This repository was created becuase of the difficulty in finding consistent, easy to use and understand information regarding deploying object detection on the Jetson Nano. The information and published benchmarks are usually borderline misleading or just not reproducible.
In this repository i'll summerize my experiments with code that measure the inference and post processing (one of the usual cheats is not measuring the nms/postprocessing which sometimes takes longer than the actual inference). I also did not use deepstream/gstreamer as it obfuscates the basic speed of the inference.
The basic structure of the code is:
load model
load image
do one warmup inference
start overall clock
loop 10 times:
start iteration clock
pre-process
inference
post process
print detection results (this is becuase some models have lazy post process)
print iteration time
print overall speed
Any contributions to the repository are welcome, please create a pull request.
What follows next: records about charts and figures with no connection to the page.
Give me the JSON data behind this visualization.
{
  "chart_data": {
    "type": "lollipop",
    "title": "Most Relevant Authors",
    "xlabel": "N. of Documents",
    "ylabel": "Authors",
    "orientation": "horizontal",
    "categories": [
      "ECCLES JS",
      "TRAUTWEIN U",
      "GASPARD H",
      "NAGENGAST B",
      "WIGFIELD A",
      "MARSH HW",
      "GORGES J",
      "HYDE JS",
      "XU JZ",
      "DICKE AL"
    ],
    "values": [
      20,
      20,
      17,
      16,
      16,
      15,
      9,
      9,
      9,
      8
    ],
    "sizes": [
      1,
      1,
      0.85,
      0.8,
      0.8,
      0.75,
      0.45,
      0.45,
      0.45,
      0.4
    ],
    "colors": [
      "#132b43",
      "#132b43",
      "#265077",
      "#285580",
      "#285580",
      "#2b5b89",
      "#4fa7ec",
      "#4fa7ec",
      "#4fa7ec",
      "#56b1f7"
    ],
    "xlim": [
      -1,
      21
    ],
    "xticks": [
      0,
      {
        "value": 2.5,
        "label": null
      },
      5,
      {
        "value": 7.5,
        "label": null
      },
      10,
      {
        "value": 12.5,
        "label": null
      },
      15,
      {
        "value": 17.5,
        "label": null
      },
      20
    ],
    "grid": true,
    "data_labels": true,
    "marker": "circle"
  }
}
All expriments were done with the same image, https://ultralytics.com/images/bus.jpg, same nano with jetpack 4.6 and MAXN power.
I do not include in this repository mAP results etc, as basically its best to test the models on your own data and see how well it works.
The repository is split by object detection method (yolov3, yolov4, etc
model | size | platform | speed | fps | link to code | comments |
---|---|---|---|---|---|---|
Yolov5s | 320 | pytorch | 0.090ms | 11 | link | ultralytics model from pytorch hub, jp 4.6, pytorch 1.9 |
Yolov5s | 418 | pytorch | 0.121ms | 8.23 | link | ultralytics model from pytorch hub, jp 4.6, pytorch 1.9 |
Yolov5s | 640 | pytorch | 0.1934ms | 5.16 | link | ultralytics model from pytorch hub, jp 4.6, pytorch 1.9 |
Yolov5s | 320 | tensorrtx | 0.0357ms | 27.97 | link | from tensorrtx, see code for link. Note that size needs to be changed in yololayer.h |
Yolov5s | 418 | tensorrtx | 0.0815ms | 12.27 | link | from tensorrtx, see code for link. Note that size needs to be changed in yololayer.h |
Yolov5s | 320 | tensorrtx | 0.1008ms | 9.917 | link | from tensorrtx, see code for link. Note that size needs to be changed in yololayer.h |
model | size | platform | speed | fps | link to code | comments |
---|---|---|---|---|---|---|
SSD300 | 300 | pytorch | 0.66ms | 1.48 | NVIDIA SSD example |